Bluetooth, NFC groups partner to promote interoperability
Short-distance wireless groups supporting NFC and Bluetooth have agreed to jointly create greater interoperability between the complementary technologies.
The NFC (Near-Field Communication) Forum and the Bluetooth SIG (Special Interest Group) Tuesday announced that they had agreed to a "formal liaison relationship" by signing a memorandum of understanding to work more closely together.
The groups had already worked together last year to create "Bluetooth Secure Simple Pairing Using NFC,"a guide for developers.
The groups have agreed to update and maintain that document to recognize emerging technology in Bluetooth 4.0 with its low energy specification. Both groups may also sponsor joint interoperability testing events that incorporate NFC technology testing with Bluetooth technology.
NFC and Bluetooth wireless are complementary technologies, though NFC connections from a smartphone to an NFC-ready terminal must be less than an inch or so, while Bluetooth works over a distance of about 30 feet.
Pairings in the works
Hardware manufacturers can now use NFC in conjunction with Bluetooth Secure Simple Pairing to support handovers of a wireless signal between Bluetooth devices, including wireless headsets, health devices, smartphones, car tech, and TVs.

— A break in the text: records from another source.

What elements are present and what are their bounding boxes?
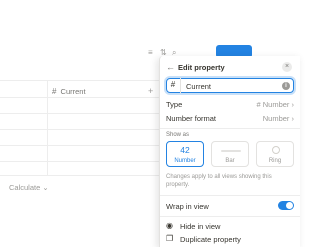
duplicate-property-label: Duplicate property	[180, 235, 241, 244]
column-header-label: Current	[60, 87, 86, 96]
divider	[160, 195, 300, 196]
edit-property-panel: ← Edit property × # Current i Type # Num…	[159, 56, 300, 247]
number-format-value[interactable]: Number ›	[263, 114, 294, 123]
table-row[interactable]	[0, 145, 160, 146]
number-type-icon: #	[52, 87, 57, 96]
show-as-ring-option[interactable]: Ring	[256, 141, 294, 167]
option-caption: Ring	[268, 158, 282, 164]
property-name-value[interactable]: Current	[186, 82, 211, 91]
show-as-label: Show as	[166, 132, 190, 138]
show-as-number-option[interactable]: 42 Number	[166, 141, 204, 167]
hide-in-view-action[interactable]: ◉ Hide in view	[166, 221, 294, 233]
table-row	[0, 97, 160, 98]
hide-in-view-label: Hide in view	[180, 222, 221, 231]
panel-header: ← Edit property ×	[166, 61, 294, 75]
close-icon[interactable]: ×	[282, 62, 292, 72]
number-format-row[interactable]: Number format Number ›	[166, 113, 294, 125]
duplicate-property-action[interactable]: ❐ Duplicate property	[166, 234, 294, 246]
wrap-in-view-toggle[interactable]	[278, 201, 294, 210]
table-row[interactable]	[0, 113, 160, 114]
type-row[interactable]: Type # Number ›	[166, 99, 294, 111]
table-row	[0, 175, 160, 176]
type-label: Type	[166, 100, 183, 109]
eye-icon: ◉	[166, 221, 173, 230]
wrap-in-view-label: Wrap in view	[166, 202, 209, 211]
duplicate-icon: ❐	[166, 234, 174, 243]
table-row[interactable]	[0, 161, 160, 162]
table-row	[0, 80, 160, 81]
option-caption: Number	[174, 158, 196, 164]
divider	[160, 216, 300, 217]
show-as-bar-option[interactable]: Bar	[211, 141, 249, 167]
back-arrow-icon[interactable]: ←	[166, 62, 175, 72]
type-value[interactable]: # Number ›	[256, 100, 294, 109]
divider	[160, 128, 300, 129]
table-row[interactable]	[0, 129, 160, 130]
calculate-button[interactable]: Calculate ⌄	[9, 183, 49, 192]
number-preview: 42	[180, 145, 190, 155]
column-divider	[47, 80, 48, 175]
option-caption: Bar	[225, 158, 235, 164]
column-header-current[interactable]: # Current	[52, 87, 86, 96]
show-as-note: Changes apply to all views showing this …	[166, 174, 272, 188]
filter-icon[interactable]: ≡	[148, 49, 153, 57]
ring-preview-icon	[272, 146, 280, 154]
wrap-in-view-row[interactable]: Wrap in view	[166, 201, 294, 213]
add-column-button[interactable]: +	[148, 86, 153, 96]
info-icon[interactable]: i	[282, 82, 290, 90]
number-type-icon[interactable]: #	[166, 78, 181, 93]
panel-title: Edit property	[178, 63, 225, 72]
property-name-field[interactable]: # Current i	[166, 78, 294, 93]
number-format-label: Number format	[166, 114, 217, 123]
bar-preview-icon	[221, 150, 241, 152]
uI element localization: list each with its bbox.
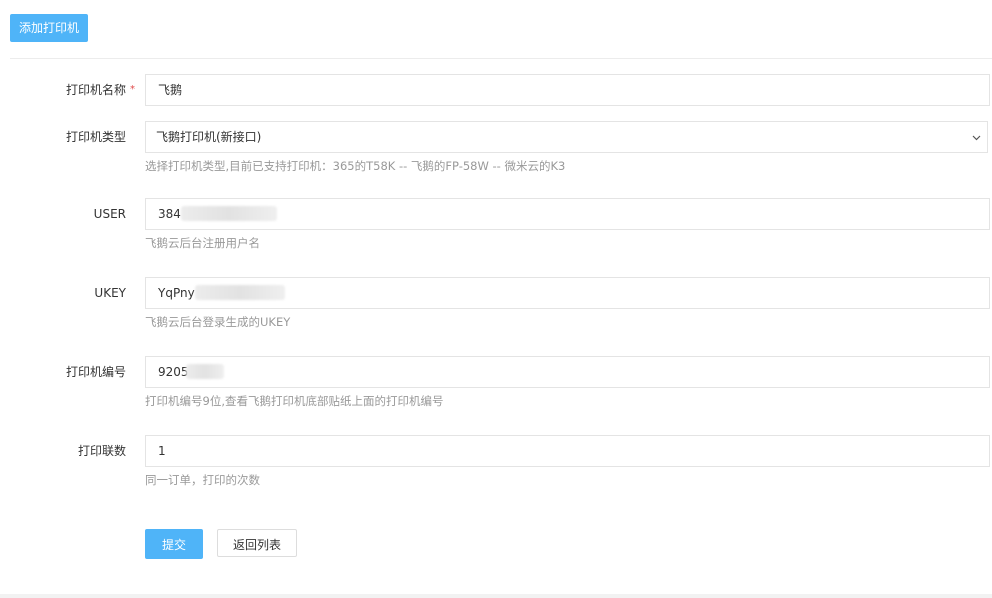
back-to-list-button[interactable]: 返回列表 <box>217 529 297 557</box>
submit-button[interactable]: 提交 <box>145 529 203 559</box>
printer-type-help: 选择打印机类型,目前已支持打印机：365的T58K -- 飞鹅的FP-58W -… <box>145 159 566 173</box>
print-copies-input[interactable] <box>145 435 990 467</box>
ukey-help: 飞鹅云后台登录生成的UKEY <box>145 315 291 329</box>
print-copies-label: 打印联数 <box>77 444 126 458</box>
printer-type-label: 打印机类型 <box>65 130 126 144</box>
add-printer-button[interactable]: 添加打印机 <box>10 14 89 42</box>
chevron-down-icon <box>972 122 981 152</box>
required-mark: * <box>130 84 135 95</box>
printer-name-label: 打印机名称 <box>65 83 126 97</box>
user-help: 飞鹅云后台注册用户名 <box>145 236 260 250</box>
redaction-blur <box>186 364 224 379</box>
user-label: USER <box>93 207 126 221</box>
footer-divider <box>0 594 992 598</box>
ukey-label: UKEY <box>94 286 126 300</box>
printer-sn-help: 打印机编号9位,查看飞鹅打印机底部贴纸上面的打印机编号 <box>145 394 444 408</box>
printer-type-selected: 飞鹅打印机(新接口) <box>156 130 262 144</box>
divider <box>10 58 992 59</box>
toolbar: 添加打印机 <box>10 14 89 42</box>
printer-type-select[interactable]: 飞鹅打印机(新接口) <box>145 121 988 153</box>
printer-sn-label: 打印机编号 <box>65 365 126 379</box>
redaction-blur <box>195 285 285 300</box>
printer-sn-input[interactable] <box>145 356 990 388</box>
printer-name-input[interactable] <box>145 74 990 106</box>
redaction-blur <box>181 206 277 221</box>
print-copies-help: 同一订单，打印的次数 <box>145 473 260 487</box>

For example, the latest Samsung Android smartphones, such as the Galaxy S4, support S Beam, a quick data transfer between such phones. The data transfer is kicked off with an NFC connection at close proximity, then completed over faster Bluetooth. (The underlying software in Android is called Android Beam.)
NFC is considered highly secure primarily because it requires two NFC devices to be very close together to make a connection.

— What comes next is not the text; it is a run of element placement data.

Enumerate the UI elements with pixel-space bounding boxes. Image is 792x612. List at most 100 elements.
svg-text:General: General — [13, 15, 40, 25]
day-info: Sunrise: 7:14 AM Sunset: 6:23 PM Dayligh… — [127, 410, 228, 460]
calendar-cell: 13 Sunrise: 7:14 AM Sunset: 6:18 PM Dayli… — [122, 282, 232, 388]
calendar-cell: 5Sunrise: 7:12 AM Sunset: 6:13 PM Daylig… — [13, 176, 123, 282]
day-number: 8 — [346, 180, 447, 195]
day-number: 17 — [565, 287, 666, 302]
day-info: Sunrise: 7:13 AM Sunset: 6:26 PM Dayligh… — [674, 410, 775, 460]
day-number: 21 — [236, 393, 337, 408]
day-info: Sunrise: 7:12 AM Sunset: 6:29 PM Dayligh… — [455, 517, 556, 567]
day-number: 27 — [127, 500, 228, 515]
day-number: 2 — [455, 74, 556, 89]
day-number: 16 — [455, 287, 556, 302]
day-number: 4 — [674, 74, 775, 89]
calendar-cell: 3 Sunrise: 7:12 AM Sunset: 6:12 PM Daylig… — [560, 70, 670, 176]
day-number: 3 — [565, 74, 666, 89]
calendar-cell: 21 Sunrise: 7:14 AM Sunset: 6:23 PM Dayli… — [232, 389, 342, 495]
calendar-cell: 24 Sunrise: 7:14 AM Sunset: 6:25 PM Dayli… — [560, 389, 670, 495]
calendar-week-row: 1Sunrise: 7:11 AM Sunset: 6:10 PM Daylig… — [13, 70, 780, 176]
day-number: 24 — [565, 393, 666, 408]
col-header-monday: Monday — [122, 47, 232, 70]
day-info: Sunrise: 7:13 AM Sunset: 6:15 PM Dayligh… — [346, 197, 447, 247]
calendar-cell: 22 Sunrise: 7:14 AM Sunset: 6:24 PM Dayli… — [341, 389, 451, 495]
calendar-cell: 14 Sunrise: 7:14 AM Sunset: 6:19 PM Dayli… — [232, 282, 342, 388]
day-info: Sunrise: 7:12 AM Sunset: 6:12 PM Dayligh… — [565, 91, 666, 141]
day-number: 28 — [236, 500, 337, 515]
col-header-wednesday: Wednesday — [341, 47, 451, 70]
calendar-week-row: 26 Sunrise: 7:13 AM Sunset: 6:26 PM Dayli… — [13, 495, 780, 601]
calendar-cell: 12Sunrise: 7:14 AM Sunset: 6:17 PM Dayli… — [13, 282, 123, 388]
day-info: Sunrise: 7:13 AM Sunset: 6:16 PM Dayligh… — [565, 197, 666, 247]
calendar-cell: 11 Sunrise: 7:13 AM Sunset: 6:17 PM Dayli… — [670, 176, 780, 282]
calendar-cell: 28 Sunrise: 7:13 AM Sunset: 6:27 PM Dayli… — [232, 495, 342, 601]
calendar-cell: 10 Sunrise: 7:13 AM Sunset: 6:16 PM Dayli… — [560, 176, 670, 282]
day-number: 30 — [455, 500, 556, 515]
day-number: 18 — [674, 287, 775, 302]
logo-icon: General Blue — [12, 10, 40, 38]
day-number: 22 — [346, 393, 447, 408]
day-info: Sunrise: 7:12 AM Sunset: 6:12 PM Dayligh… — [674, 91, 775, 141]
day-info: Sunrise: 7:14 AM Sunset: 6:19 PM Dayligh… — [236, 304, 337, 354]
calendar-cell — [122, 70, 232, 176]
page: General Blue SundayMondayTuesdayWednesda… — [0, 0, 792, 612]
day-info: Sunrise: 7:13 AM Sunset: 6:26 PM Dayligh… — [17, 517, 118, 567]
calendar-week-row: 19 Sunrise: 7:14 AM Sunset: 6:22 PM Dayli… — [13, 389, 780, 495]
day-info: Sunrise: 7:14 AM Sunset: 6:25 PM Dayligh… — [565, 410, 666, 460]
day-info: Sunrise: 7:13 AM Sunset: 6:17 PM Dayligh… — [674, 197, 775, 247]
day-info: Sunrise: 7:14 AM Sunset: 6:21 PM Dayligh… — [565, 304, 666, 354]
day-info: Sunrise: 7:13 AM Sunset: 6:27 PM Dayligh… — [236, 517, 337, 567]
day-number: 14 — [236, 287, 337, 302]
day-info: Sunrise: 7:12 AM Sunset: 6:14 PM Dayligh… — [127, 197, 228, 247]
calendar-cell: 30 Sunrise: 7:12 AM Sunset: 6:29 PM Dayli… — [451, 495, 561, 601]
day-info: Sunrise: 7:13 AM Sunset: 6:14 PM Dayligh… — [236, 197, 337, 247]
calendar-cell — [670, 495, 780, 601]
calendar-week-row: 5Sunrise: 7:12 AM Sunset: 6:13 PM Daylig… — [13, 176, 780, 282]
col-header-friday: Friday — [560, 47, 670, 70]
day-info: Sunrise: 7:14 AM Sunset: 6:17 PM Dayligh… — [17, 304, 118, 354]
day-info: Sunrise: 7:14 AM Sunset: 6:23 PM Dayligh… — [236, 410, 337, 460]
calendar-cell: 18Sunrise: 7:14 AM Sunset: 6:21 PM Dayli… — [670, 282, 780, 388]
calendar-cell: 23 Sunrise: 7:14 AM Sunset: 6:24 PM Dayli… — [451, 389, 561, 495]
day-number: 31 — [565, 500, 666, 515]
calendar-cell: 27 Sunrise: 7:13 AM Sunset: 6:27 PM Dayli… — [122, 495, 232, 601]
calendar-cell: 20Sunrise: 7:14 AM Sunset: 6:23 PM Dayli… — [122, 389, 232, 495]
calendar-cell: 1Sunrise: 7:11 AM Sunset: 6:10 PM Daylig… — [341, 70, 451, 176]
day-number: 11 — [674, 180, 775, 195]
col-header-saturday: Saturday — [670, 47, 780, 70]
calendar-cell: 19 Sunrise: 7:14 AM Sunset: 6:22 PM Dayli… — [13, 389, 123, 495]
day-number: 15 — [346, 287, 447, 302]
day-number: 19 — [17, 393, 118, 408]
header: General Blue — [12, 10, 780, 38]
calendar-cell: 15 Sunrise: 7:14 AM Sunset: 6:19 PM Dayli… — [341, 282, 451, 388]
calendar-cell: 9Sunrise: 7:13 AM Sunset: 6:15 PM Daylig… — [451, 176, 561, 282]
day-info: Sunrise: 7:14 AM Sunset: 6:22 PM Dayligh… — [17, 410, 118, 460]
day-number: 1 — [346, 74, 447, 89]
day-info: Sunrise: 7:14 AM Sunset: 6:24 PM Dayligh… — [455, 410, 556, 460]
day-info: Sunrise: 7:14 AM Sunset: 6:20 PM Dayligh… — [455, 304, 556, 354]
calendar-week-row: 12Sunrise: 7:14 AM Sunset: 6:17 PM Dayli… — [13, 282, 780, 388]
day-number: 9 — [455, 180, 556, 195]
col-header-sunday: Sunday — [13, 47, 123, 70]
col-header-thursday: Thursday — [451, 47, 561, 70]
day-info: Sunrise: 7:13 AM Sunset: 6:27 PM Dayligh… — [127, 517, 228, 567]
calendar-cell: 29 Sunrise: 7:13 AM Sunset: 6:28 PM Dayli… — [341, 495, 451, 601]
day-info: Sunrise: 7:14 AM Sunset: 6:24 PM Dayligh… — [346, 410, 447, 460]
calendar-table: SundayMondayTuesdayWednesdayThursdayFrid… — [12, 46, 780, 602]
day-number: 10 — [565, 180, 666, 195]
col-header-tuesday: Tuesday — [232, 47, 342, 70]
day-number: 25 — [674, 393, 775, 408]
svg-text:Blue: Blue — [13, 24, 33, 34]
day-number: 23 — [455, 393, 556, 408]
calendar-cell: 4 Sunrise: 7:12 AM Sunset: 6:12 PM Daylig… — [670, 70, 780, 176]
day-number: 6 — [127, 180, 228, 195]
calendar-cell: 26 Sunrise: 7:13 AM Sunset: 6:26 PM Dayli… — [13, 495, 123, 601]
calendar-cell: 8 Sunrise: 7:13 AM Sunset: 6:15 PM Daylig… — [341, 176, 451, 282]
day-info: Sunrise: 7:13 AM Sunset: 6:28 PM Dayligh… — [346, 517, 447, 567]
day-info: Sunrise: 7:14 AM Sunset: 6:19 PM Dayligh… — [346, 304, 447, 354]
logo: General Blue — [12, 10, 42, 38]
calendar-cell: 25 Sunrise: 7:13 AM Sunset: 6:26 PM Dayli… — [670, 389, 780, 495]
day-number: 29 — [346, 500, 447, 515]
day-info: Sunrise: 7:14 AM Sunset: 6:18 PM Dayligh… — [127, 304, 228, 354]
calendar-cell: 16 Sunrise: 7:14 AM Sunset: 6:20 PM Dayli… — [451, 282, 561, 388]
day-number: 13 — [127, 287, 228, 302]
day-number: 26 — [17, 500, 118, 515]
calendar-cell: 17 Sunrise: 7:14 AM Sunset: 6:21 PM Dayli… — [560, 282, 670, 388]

There are about 400 million NFC-ready devices deployed in 2013, and the number is expected to grow to 1 billion by 2016, according to NFC Forum Executive Director Paula Hunter.
As for Bluetooth, about 20,000 companies that are members of the SIG have shipped about 3 billion Bluetooth-ready devices globally in 2013, a number expected to reach 8 billion by 2016, said Chuck Sabin, director of product management at the Bluetooth SIG.
"As the low-power link of the Internet of Things, Bluetooth is growing aggressively in diverse use cases that can benefit from collaboration between the Bluetooth SIG and NFC Forum," Sabin said.